Today's party was at my cousin Matt's house in Ditchling, a gloriously attractive village on the edges of the South Downs. It's one of those places you can't really believe exists! The party was a three-fold celebration: 21 years of marriage, 10 years since Matt started his business with his wife Boo, and five years since he was diagnosed with cancer. He made a tremendously moving speech - essentially about love - which had us all welling up.

Meriel came as my honorary husband and we spent much of the day drinking Pimms and eating cake. Despite the weathermen's promises of terrible weather all day, we were blessed with nothing but glorious sunshine, with the exception of one ten-minute shower. How do these weathermen manage to get things so spectacularly wrong?
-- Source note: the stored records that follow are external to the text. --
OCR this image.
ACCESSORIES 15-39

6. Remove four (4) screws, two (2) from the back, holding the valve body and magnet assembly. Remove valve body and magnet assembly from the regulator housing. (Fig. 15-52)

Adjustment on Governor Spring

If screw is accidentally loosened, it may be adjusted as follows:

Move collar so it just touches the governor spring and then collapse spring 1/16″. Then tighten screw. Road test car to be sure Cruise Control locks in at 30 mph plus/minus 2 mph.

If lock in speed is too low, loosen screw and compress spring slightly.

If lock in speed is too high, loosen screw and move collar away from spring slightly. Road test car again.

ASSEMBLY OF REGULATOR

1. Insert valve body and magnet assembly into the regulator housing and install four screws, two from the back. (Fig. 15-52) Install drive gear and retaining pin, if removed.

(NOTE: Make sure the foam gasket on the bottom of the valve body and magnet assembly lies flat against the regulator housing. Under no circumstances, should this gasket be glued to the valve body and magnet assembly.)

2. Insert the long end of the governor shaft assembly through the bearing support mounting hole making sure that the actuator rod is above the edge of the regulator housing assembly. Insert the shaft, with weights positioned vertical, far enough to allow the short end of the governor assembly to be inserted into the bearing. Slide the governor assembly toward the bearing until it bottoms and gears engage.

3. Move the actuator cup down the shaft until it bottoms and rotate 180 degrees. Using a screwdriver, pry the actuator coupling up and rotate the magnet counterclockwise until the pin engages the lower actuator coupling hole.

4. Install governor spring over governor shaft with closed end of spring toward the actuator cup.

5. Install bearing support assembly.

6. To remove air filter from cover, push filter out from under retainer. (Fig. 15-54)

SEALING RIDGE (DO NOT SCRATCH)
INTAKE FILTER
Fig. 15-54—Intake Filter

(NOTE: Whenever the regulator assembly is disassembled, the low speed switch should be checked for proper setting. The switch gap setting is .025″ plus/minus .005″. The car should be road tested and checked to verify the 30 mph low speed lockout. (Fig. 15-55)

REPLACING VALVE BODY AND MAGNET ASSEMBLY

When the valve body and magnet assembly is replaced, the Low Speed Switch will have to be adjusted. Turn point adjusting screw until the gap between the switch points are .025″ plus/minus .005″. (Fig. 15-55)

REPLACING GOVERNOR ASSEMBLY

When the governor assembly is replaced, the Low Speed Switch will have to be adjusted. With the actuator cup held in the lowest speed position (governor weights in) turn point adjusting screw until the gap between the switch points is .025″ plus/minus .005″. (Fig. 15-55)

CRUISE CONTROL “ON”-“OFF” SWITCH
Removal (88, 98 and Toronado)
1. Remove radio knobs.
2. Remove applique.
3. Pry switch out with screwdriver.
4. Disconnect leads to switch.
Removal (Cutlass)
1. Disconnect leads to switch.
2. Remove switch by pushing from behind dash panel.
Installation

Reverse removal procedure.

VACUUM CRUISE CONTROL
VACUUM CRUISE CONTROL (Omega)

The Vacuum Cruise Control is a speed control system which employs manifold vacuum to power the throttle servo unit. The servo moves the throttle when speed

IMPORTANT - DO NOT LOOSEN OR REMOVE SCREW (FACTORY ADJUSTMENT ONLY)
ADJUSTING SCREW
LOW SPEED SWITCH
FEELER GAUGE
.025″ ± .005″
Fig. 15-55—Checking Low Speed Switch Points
Many of my extended family were there; my aunt (is it strange that I genuinely only have one aunt?) my cousins, their children and step children - the party creaking under the weight of homosexuality. It's not just both my brothers who are gay!

My aunt and my mother wore exactly the same skirt! What are the chances of that? Neither seemed at all worried by the fact. My mother apparently used to do the same thing with my God Mother, Janet. They're all a bit psychic, my lot. In fact, as I was walking along with Auntie Glen, I picked up my phone to send Nathan a text and she suddenly said, "and how IS Nathan?" Like I'd done something more than simply think about him... bit weird.

Today marks the 100th anniversary of the shooting of Archduke Ferdinand, which of course started the chain of events which speedily led to the First World War. It's quite an astounding thought. One moment England is basking in the glory of an Edwardian summer and within two months it's at war... The greatest loss of life in war this country will probably ever know.

A brass band was playing at Victoria station. I sat in a cafe working, and kept hearing little blasts of Nimrod and other patriotic tunes. There's something rather timeless about a train station. I imagined Victoria 100 years ago... The news slowly filtering through about the Archduke's assassination. The majority of people having no idea what that meant, a couple more wondering if that meant a few lucky soldiers would be able to travel to Europe for the adventure of their lives.